I have not encountered that permission issue, AFAIK.

I do know that NetworkManager default is to generate connection for each interface that does not have one.
IIRC, the connections are runtime only, unless modified. So recreated on every boot.
There is package NetworkManager-config-server that prevents this auto-generation.
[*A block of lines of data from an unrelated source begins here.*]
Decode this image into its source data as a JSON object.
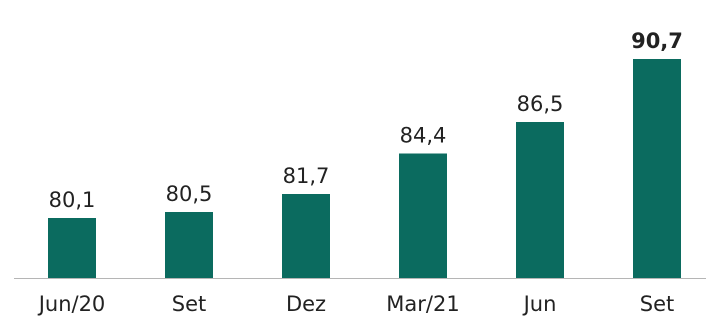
{
  "chart_data": {
    "type": "bar",
    "categories": [
      "Jun/20",
      "Set",
      "Dez",
      "Mar/21",
      "Jun",
      "Set"
    ],
    "values": [
      80.1,
      80.5,
      81.7,
      84.4,
      86.5,
      90.7
    ],
    "value_labels": [
      "80,1",
      "80,5",
      "81,7",
      "84,4",
      "86,5",
      "90,7"
    ],
    "highlight_index": 5,
    "ylim": [
      76.1,
      91.3
    ],
    "grid": false,
    "legend": "none",
    "colors": {
      "bar": "#0b6b5f",
      "axis": "#b5b5b5",
      "text": "#222222"
    }
  }
}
Another peculiarity, related to MAC, is that if the Anaconda installer defines a connection for you, it will set 802-3-ethernet.mac-address and not set connection.interface-name.
However, if one creates connection with nmcli then one must set ifname and can’t set mac-address.
One naturally can modify connection afterwards:

nmcli con mod eno1 connection.interface-name "" 802-3-ethernet.mac-address aa:bb:cc:dd:ee:ff

To summarize: NM does match connections to interfaces and generates additional connections as needed (and if permitted). However, none of that explains why it would restrict permissions.

Well, I understand what ‘connection.permissions’ are now, but I mainly use the default connection, which doesn’t have any permissions set. I did create a custom connection as a standard user a while back, and it’s possible this would have been tied to the user. I avoid using ‘root’ as much as possible, so I’ve never seen a connection tied to the root user.

Thank you for your replies, it looks like this may be an unknown issue that only arises in very specific scenarios. I will continue the search to see if I can find anything further online.